(回答)
原子力発電所で使用する前のウラン燃料には、核分裂を起こしやすいウラン(ウラン235)は3~5%パーセント程度含まれているに過ぎず、残りの大部分は核分裂を起こしにくいウラン(ウラン238)で構成されています。このウラン燃料が原子力発電所で使用されると、燃料中のウラン238の一部が、核分裂により発生した中性子を吸収し、核分裂を起こすプルトニウム(プルトニウム239)に変化します。
原子力発電所で使用したウラン燃料に含まれているウランとプルトニウムを再利用するために、再処理を行ないます。この再処理では、使用済みのウラン燃料から、エネルギー資源として利用できない核分裂生成物を高レベル放射性廃棄物として取り除き、エネルギー資源として利用できるウランとプルトニウムを回収します。回収したウランとプルトニウムは、MOX燃料に加工し、現在稼動している我が国の原子力発電所(軽水炉)で再利用することとしています。
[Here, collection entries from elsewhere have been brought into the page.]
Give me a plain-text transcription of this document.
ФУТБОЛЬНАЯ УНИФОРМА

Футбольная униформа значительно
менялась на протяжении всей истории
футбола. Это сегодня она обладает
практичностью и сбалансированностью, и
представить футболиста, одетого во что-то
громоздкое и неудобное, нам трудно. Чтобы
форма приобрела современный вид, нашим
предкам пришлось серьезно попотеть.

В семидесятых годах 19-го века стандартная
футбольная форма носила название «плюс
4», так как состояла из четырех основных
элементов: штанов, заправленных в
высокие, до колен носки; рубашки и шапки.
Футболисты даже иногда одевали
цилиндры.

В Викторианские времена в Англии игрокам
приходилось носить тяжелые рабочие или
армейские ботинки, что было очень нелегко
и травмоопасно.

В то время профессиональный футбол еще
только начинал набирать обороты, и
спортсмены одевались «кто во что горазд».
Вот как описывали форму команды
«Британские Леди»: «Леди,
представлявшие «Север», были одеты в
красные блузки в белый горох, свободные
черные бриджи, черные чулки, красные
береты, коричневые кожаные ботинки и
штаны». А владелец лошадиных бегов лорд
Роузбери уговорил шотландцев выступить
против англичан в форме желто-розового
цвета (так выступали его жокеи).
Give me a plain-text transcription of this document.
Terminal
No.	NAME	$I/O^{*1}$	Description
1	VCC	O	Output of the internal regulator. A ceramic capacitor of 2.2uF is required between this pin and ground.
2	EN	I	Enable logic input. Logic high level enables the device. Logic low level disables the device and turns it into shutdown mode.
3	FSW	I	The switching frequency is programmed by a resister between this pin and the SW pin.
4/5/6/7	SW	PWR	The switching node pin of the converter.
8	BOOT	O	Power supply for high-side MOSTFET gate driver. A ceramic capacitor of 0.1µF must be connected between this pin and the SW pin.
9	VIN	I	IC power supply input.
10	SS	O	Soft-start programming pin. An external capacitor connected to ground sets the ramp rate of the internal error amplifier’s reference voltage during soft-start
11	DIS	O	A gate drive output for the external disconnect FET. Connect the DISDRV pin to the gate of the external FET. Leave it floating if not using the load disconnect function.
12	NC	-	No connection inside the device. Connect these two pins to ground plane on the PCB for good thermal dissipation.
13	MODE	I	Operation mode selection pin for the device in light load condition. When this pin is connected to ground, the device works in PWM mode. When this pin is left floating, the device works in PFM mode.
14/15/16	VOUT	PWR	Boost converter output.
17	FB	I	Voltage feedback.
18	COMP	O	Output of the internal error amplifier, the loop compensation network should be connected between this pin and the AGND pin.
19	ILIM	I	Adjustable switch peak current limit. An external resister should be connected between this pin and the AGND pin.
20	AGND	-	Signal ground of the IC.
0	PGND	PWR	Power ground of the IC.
この軽水炉によるプルトニウムの利用を『プルサーマル』と呼んでいます。
プルサーマルにより、ウラン資源の利用効率は、再処理しない場合の天然ウラン(確認埋蔵量約60年)の利用効率約0.5%に比べ、0.75%となりより効率的にウラン資源が活用できます。
さらに、ウラン238からプルトニウムへの転換効率に優れた高速増殖炉(FBR)を用いれば、ウランの利用効率は60%に向上するとの試算もあり、ウラン資源の利用が千年単位で伸びるほどの効果が期待されています。
なお、MOX燃料も再処理することにより、再利用できることが確認されています。
原子燃料の流れは、輪になっており、原子燃料サイクルと呼んでいます。